Was sind KI-Agenten?
KI-Agenten sind Softwareprogramme, die Aufgaben autonom oder halbautonom ausführen und oft menschliches Verhalten nachahmen. Sie können ihre Umgebung wahrnehmen, Entscheidungen treffen und Massnahmen ergreifen, um bestimmte Ziele zu erreichen. Sie können sich dabei verschiedenste KI-Methoden zur Hilfe ziehen und auch wieder andere KI-Agenten benutzen. Dabei werden grundsätzlich drei Typen von KI- Agenten unterschieden.
Reaktive Agenten reagieren auf spezifische Reize, ohne einen internen Zustand aufrechtzuerhalten. Sie arbeiten auf der Grundlage vordefinierter Regeln und lernen nicht aus vergangenen Erfahrungen. Sie sind daher oft simpler und kommen mit weniger Rechenleistung aus. Als Beispiel kann man sich hier ein Sicherheitssystem vorstellen, das Hausbesitzer über ungewöhnliche Aktivitäten alarmiert.

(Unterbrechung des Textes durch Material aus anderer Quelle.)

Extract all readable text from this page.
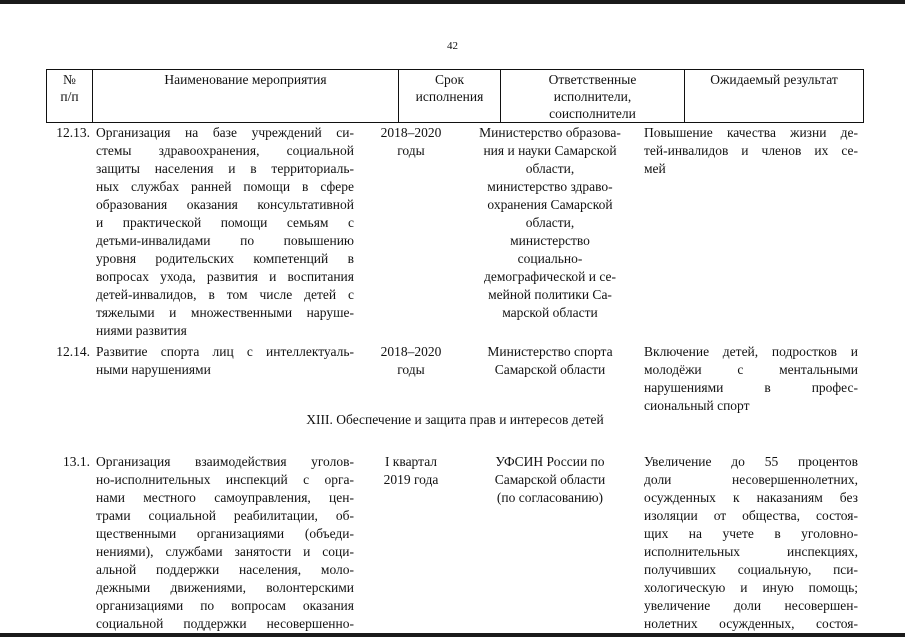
42
№
п/п
Наименование мероприятия	Срок
исполнения
Ответственные
исполнители,
соисполнители
Ожидаемый результат
12.13. Организация на базе учреждений си-
стемы здравоохранения, социальной
защиты населения и в территориаль-
ных службах ранней помощи в сфере
образования оказания консультативной
и практической помощи семьям с
детьми-инвалидами по повышению
уровня родительских компетенций в
вопросах ухода, развития и воспитания
детей-инвалидов, в том числе детей с
тяжелыми и множественными наруше-
ниями развития
2018–2020
годы
Министерство образова-
ния и науки Самарской
области,
министерство здраво-
охранения Самарской
области,
министерство
социально-
демографической и се-
мейной политики Са-
марской области
Повышение качества жизни де-
тей-инвалидов и членов их се-
мей
12.14. Развитие спорта лиц с интеллектуаль-
ными нарушениями
2018–2020
годы
Министерство спорта
Самарской области
Включение детей, подростков и
молодёжи с ментальными
нарушениями в профес-
сиональный спорт
XIII. Обеспечение и защита прав и интересов детей
13.1. Организация взаимодействия уголов-
но-исполнительных инспекций с орга-
нами местного самоуправления, цен-
трами социальной реабилитации, об-
щественными организациями (объеди-
нениями), службами занятости и соци-
альной поддержки населения, моло-
дежными движениями, волонтерскими
организациями по вопросам оказания
социальной поддержки несовершенно-
I квартал
2019 года
УФСИН России по
Самарской области
(по согласованию)
Увеличение до 55 процентов
доли несовершеннолетних,
осужденных к наказаниям без
изоляции от общества, состоя-
щих на учете в уголовно-
исполнительных инспекциях,
получивших социальную, пси-
хологическую и иную помощь;
увеличение доли несовершен-
нолетних осужденных, состоя-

Deliberative Agenten halten einen internen Zustand aufrecht und nutzen ihn, um Entscheidungen zu treffen. Sie können planen und über ihre Handlungen nachdenken, oft unter Verwendung komplexer Algorithmen und Modelle. Selbstfahrende Autos beispielsweise nutzen deliberative Planung, um sich in komplexen Umgebungen zu orientieren. Sie treffen Entscheidungen über Spurwechsel, Geschwindigkeitsanpassungen und Routenoptimierung basierend auf Echtzeit-Verkehrsdaten und langfristigen Zielen wie dem sicheren und schnellen Erreichen eines Ziels.
Hybride Agenten kombinieren verschiedene Typen von KI-Methoden und nutzen deren Stärken, um ein ausgefeilteres Verhalten zu erreichen und so komplexere Probleme zu lösen.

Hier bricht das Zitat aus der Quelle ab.